Trimethoprim was first used in 1962. It is on the World Health Organization's List of Essential Medicines. It is available as a generic medication.
It is primarily used in the treatment of urinary tract infections, although it may be used against any susceptible aerobic bacterial species. It may also be used to treat and prevent Pneumocystis jirovecii pneumonia. It is generally not recommended for the treatment of anaerobic infections such as Clostridium difficile colitis (the leading cause of antibiotic-induced diarrhea). Trimethoprim has been used in trials to treat retinitis.
Resistance to trimethoprim is increasing, but it is still a first line antibiotic in many countries.
Cultures and susceptibility tests should be done to make sure bacteria are treated by trimethoprim.
It may be involved in a reaction similar to disulfiram when alcohol is consumed after it is used, in particular when used in combination with sulfamethoxazole.
Based on the studies that show that trimethoprim crosses the placenta and can affect folate metabolism, there has been growing evidence of the risk of structural birth defects associated with trimethoprim, especially during the first trimester of pregnancy.

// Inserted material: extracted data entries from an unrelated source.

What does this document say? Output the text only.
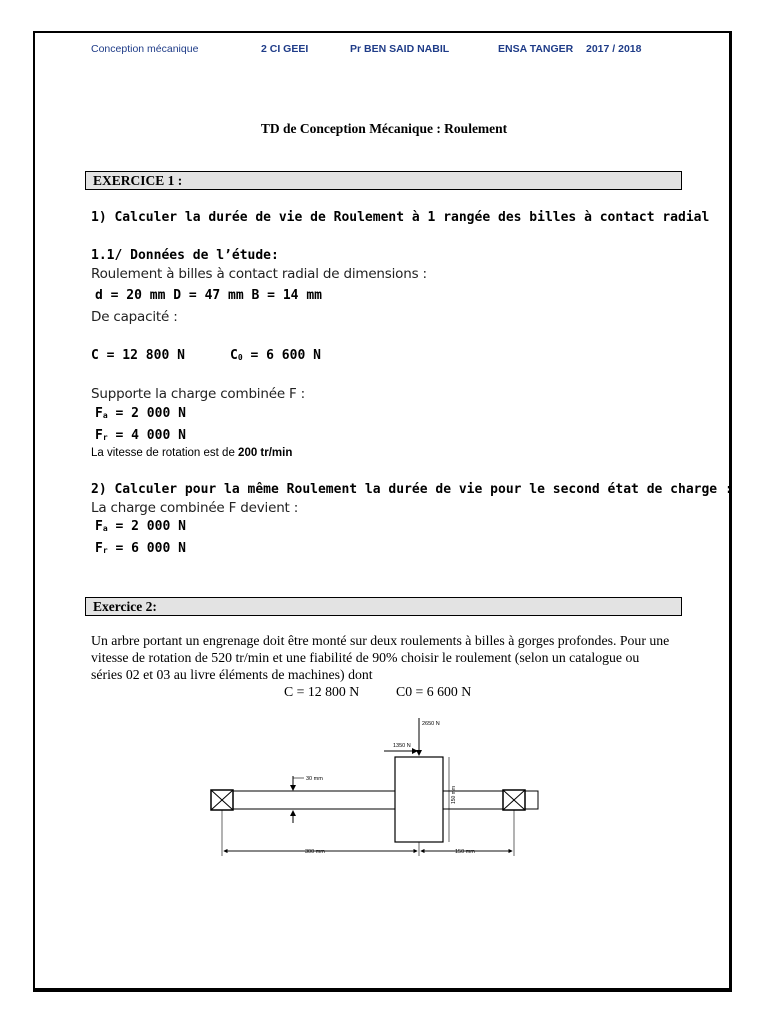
Conception mécanique	2 CI GEEI	Pr BEN SAID NABIL	ENSA TANGER 2017 / 2018
TD de Conception Mécanique : Roulement
EXERCICE 1 :
1) Calculer la durée de vie de Roulement à 1 rangée des billes à contact radial
1.1/ Données de l’étude:
Roulement à billes à contact radial de dimensions :
d = 20 mm D = 47 mm B = 14 mm
De capacité :
C = 12 800 N	$C_0 = 6$ 600 N
Supporte la charge combinée F :
$F_a = 2$ 000 N
$F_r = 4$ 000 N
La vitesse de rotation est de 200 tr/min
2) Calculer pour la même Roulement la durée de vie pour le second état de charge :
La charge combinée F devient :
$F_a = 2$ 000 N
$F_r = 6$ 000 N
Exercice 2:
Un arbre portant un engrenage doit être monté sur deux roulements à billes à gorges profondes. Pour une vitesse de rotation de 520 tr/min et une fiabilité de 90% choisir le roulement (selon un catalogue ou séries 02 et 03 au livre éléments de machines) dont
C = 12 800 N	C0 = 6 600 N
2650 N
1350 N
30 mm
150 mm
300 mm	150 mm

The trophoblasts in the early fetus are sensitive to changes in the folate cycle. A recent study has found a doubling in the risk of miscarriage in women exposed to trimethoprim in the early pregnancy.
Trimethoprim binds to dihydrofolate reductase and inhibits the reduction of dihydrofolic acid (DHF) to tetrahydrofolic acid (THF). THF is an essential precursor in the thymidine synthesis pathway and interference with this pathway inhibits bacterial DNA synthesis. Trimethoprim's inhibitory activity for bacterial dihydrofolate reductase is sixty thousand times greater than for human dihydrofolate reductase. Sulfamethoxazole inhibits dihydropteroate synthase, an enzyme involved further upstream in the same pathway. Trimethoprim and sulfamethoxazole are commonly used in combination due to possible synergistic effects, and reduced development of resistance. This benefit has been questioned.
Trimethoprim was first used in 1962. In 1972, it was used as a prophylactic treatment for urinary tract infections in Finland.
Its name is derived from trimethyloxy-pyrimidine.